Article 6 – Termination, Force Majeure
- The customer will be in default by operation of law if:
- the Customer violates an obligation from this agreement and/or general terms and conditions; or
- the Customer is declared bankrupt, has been granted a suspension of payment, the statutory debt rescheduling rules are declared applicable, is placed under guardianship or their assets are put under administration in part or in full, or when a request to this effect is submitted; or
- the Customer transfers business operations or control of their business or part of their business in part or in full, loses its legal personality, is dissolved or put into liquidation or the business operations are otherwise ceased; or
- if any goods of the Customer are seized before judgement or seized under a warrant charged to the Customer.
- Any of the situations described in paragraph 1 give Jump Trademarks the right to immediately and unilaterally terminate the agreement, in writing, without any notice of default, in part or in full. In the event of partial or full termination by Jump Trademarks, Jump Trademarks will not be liable for any damages to the Customer. The termination shall not affect Jump Trademarks’s other rights, including but not limited to the right to full compensation.

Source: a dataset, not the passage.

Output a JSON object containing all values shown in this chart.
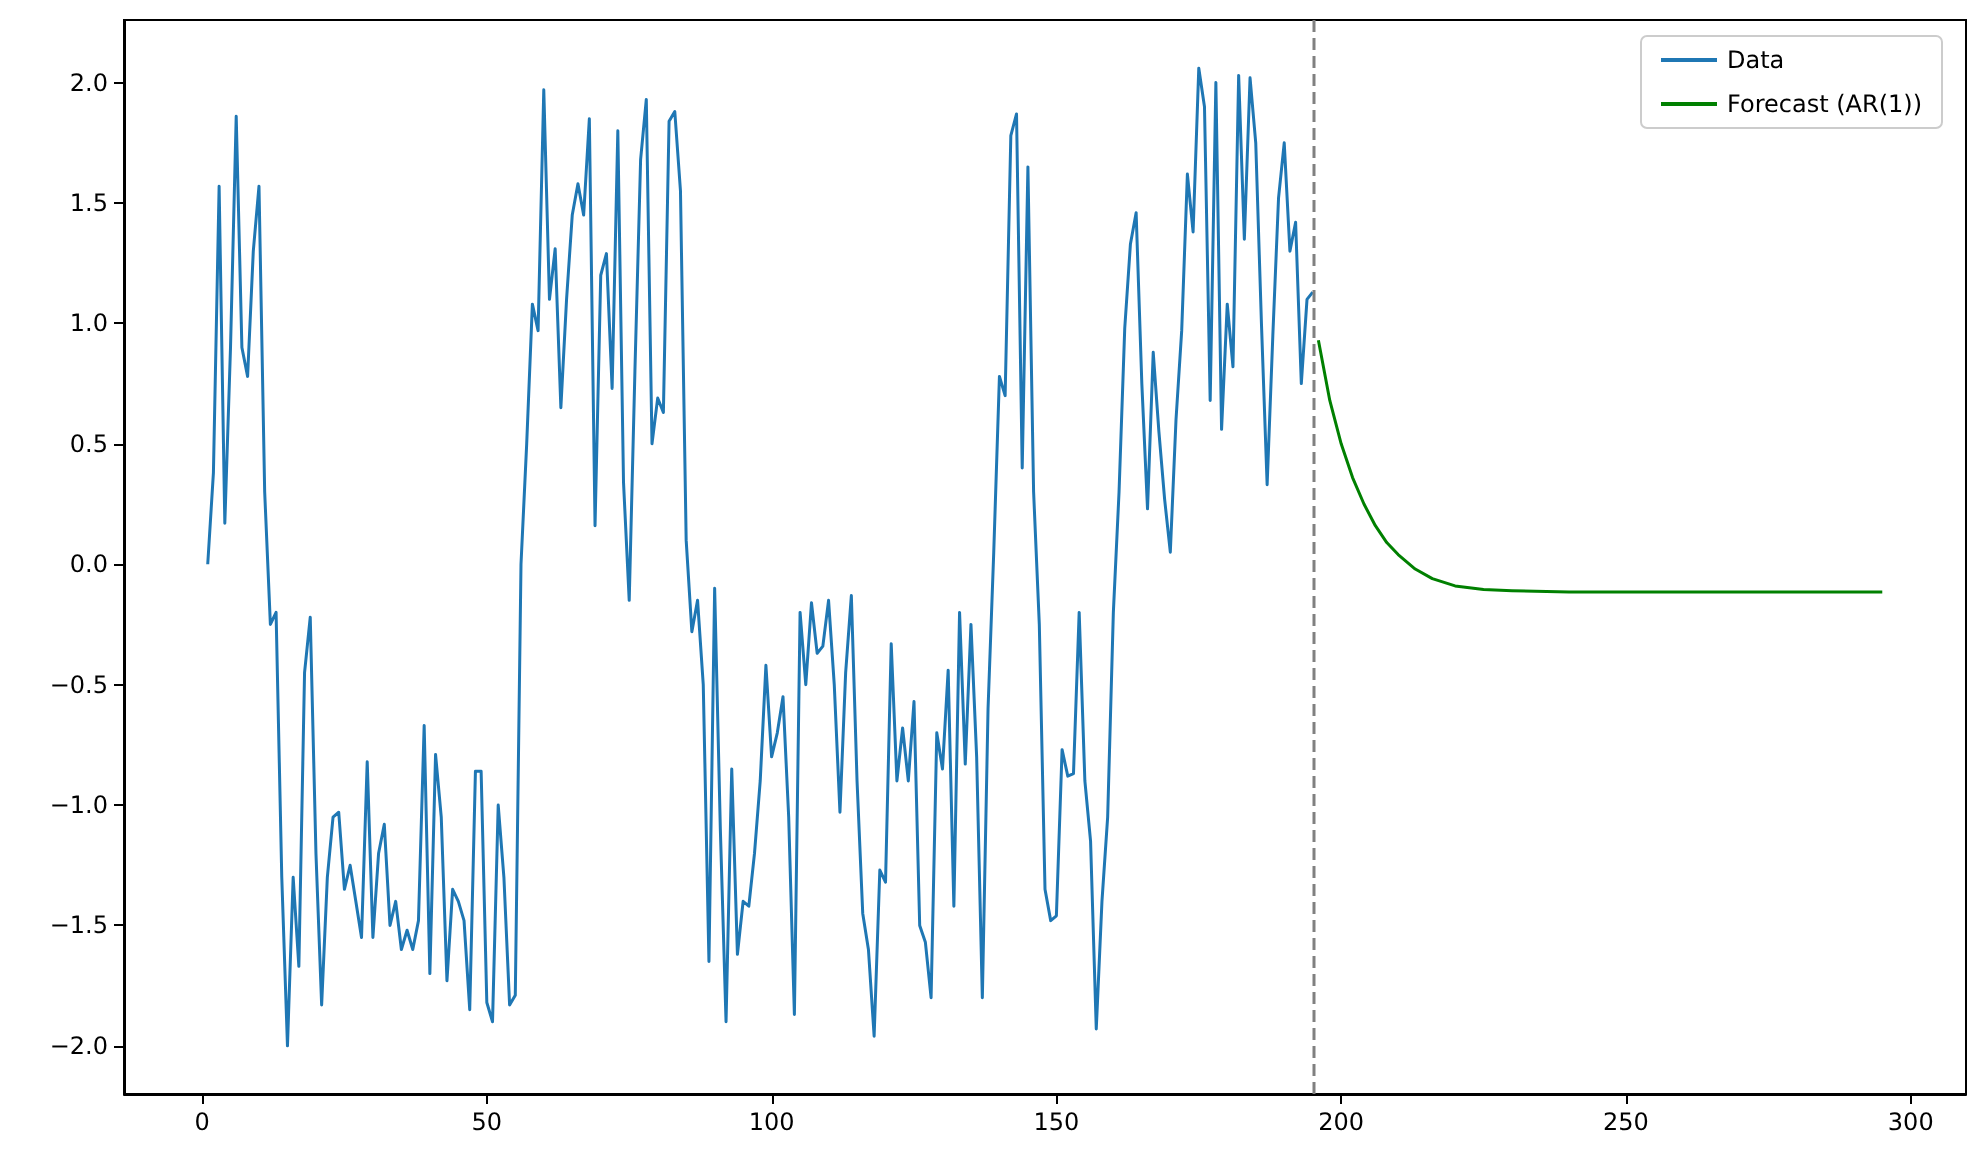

- Amounts that Jump Trademarks has invoiced in connection with what it has already properly performed to execute the agreement, will remain payable and will become immediately payable at the time of dissolution.
- In addition to the other rights that may be accrued, Jump Trademarks has the right to suspend the fulfilment and execution of an order in the case of force majeure, and to terminate with or without judicial intervention, without Jump Trademarks being liable for any damages in this case.
- In these general terms and conditions, force majeure is taken to mean any shortcoming in the fulfilment of an obligation that is not attributable to Jump Trademarks. This includes but is not limited to the non-fulfilment of an obligation due to illness, death or other hindrance of one of Jump Trademarks’s employees.
Article 7 – Applicable Law and Jurisdiction
- The legal relationship between the Customer and Jump Trademarks is exclusively subject to Dutch law.
- Any disputes between the Customer and Jump Trademarks will exclusively be submitted to a competent court in the district of Central Netherlands (“Midden-Nederland”).
- Jump Trademarks has the right – in case it so wishes – to derogate from article 7.1 in order to file a lawsuit to the competent court according to the law.
Article 8 – Translations of General Terms and Conditions
- These general terms and conditions have been drafted in Dutch and English. In the event that there is a discrepancy between the explanation of these general terms and conditions in the Dutch and the English text, the Dutch text will be binding.